IPC operated by presenting three AI bots – smart bot, brilliant bot and genius bot. Many went with the genius bot, which offered between 1.5 and two per cent RoI daily.
Investors were encouraged to subscribe with a one-time payment of $19.9, $39.9 or $99.9 for either a smart, brilliant or genius bot with $100 minimum capital.
Knowing that money doesn’t grow on trees or overnight has helped a lot of people avoid taking negative risks. Education on how to invest wisely and position oneself for the right opportunities is recommended for investors.
To avoid falling victim to fraudulent investment schemes, it is important to check the body regulating the investment company, and ensure it is registered with the Securities and Exchange Commission.

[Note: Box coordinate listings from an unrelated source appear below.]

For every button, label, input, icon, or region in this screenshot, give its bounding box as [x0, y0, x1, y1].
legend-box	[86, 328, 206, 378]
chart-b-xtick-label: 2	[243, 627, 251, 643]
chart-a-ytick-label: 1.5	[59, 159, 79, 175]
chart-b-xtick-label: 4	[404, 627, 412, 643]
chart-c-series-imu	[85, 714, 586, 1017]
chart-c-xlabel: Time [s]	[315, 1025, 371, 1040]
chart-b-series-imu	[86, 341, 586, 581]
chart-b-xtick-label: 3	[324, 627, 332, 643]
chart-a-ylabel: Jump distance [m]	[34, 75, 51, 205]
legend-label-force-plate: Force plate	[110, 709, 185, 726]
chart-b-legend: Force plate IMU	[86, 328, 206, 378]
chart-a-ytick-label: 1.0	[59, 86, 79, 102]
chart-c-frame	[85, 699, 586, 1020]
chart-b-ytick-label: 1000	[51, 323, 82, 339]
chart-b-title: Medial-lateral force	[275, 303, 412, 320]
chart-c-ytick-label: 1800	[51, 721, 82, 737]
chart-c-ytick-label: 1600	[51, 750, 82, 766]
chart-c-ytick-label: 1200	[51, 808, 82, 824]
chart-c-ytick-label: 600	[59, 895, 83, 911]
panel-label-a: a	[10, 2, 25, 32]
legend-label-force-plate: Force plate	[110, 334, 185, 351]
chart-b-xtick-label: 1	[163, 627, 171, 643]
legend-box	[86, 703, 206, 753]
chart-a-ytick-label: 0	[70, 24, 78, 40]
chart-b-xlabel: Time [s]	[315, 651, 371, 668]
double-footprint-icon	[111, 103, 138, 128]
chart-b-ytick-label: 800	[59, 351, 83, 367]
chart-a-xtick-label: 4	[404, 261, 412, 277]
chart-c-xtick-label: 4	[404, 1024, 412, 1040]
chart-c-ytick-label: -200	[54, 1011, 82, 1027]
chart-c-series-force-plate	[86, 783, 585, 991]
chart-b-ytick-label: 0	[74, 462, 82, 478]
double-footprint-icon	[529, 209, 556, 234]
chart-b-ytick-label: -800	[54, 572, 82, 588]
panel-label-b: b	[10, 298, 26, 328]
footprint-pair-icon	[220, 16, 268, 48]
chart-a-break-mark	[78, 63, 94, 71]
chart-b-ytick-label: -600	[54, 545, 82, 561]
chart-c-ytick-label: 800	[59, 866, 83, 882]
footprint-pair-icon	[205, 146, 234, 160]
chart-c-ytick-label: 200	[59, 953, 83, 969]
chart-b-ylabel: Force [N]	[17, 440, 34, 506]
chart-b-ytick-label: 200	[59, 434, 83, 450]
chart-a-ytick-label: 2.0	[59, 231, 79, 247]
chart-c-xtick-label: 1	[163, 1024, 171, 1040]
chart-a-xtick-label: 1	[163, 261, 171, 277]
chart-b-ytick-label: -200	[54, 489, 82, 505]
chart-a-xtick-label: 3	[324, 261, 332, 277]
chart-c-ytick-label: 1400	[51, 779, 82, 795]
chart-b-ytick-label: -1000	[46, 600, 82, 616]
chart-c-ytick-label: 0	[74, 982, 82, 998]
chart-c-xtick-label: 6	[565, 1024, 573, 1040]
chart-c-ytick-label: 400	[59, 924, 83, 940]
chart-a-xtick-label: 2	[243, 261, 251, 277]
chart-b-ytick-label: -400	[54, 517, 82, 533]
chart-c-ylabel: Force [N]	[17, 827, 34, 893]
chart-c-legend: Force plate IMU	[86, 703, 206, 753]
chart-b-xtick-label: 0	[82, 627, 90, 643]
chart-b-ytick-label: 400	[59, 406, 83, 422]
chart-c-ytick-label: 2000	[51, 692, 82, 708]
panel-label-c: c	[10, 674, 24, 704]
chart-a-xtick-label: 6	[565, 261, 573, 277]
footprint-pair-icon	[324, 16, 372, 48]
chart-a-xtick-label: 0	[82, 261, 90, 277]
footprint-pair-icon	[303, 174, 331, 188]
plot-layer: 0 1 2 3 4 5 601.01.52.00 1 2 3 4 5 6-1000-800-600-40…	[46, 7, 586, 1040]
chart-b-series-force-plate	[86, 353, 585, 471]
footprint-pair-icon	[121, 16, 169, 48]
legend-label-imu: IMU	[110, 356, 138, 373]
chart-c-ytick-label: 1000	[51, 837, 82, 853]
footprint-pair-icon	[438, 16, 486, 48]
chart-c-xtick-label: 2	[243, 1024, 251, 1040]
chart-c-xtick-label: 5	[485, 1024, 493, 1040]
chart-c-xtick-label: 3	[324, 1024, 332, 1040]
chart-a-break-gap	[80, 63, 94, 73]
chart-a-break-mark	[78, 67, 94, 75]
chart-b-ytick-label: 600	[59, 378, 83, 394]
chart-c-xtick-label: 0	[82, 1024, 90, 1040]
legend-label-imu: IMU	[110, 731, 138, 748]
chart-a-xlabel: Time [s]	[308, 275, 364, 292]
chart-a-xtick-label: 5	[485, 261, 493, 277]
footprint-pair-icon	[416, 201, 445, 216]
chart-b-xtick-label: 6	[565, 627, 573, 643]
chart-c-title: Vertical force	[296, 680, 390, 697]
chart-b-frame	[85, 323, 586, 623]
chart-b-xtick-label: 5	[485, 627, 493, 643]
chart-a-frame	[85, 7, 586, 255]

A Nigerian investor, Michael Adeleke, explained, “Checking a company out online isn’t enough; it is important that people visit their physical addresses and conduct proper investigation before investing in them.
“Sometime ago, I wanted to invest with an agrotech company, but before I did that, I checked them out online and visited one of their branches close to my office.”
The SEC, in creating awareness of unregistered companies acting as investment companies, issued a statement in March notifying members of the public of some companies unregistered by SEC.
According to the statement, Oxford International Group/Oxford Commercial Services, Famforte Agro Allied Solutions Limited/Agropartnerships and Vektr Capital Investment/Vektr Enterprise had their offices shut on March 14, 2022 by the SEC.
The statement partly reads, “The commission hereby notifies the investing public that none of these entities is registered by the SEC and the investment schemes promoted by them are also not authorised by the SEC.
“The commission warns that it is unlawful for any private enterprise, whether incorporated as a company or not, to solicit fund from the public by whatever means for its private ventures in contravention of the Investments and Securities Act, 2007.”
It advised the general public to always confirm from SEC whether an entity providing investment services has been duly registered and investment scheme authorised by the commission.
“Any member of the investing public dealing with the entities is doing so at his/her own risk,” it warned.
Another Nigerian investor, Godwin Tobiah, explained that using a celebrity to endorse investment schemes has landed some people in trouble.
“I’ve never been a fan of online investment because most people that push for it do so majorly because of the commission they earn. But last year, I fell for one, Racksterli, simply because it was endorsed by a top celebrity in Nigeria who said ‘Racksterli is here to stay.’ That alone was enough reason for me to invest.
“They had different packages: Standard, Premium, Platinum, Gold, Diamond and so on. What I invested in was Diamond, which was N280,000 to earn N444,600 after a month. Yeah, I know the return was pretty much; however, it was a risk I was willing to take,” he said.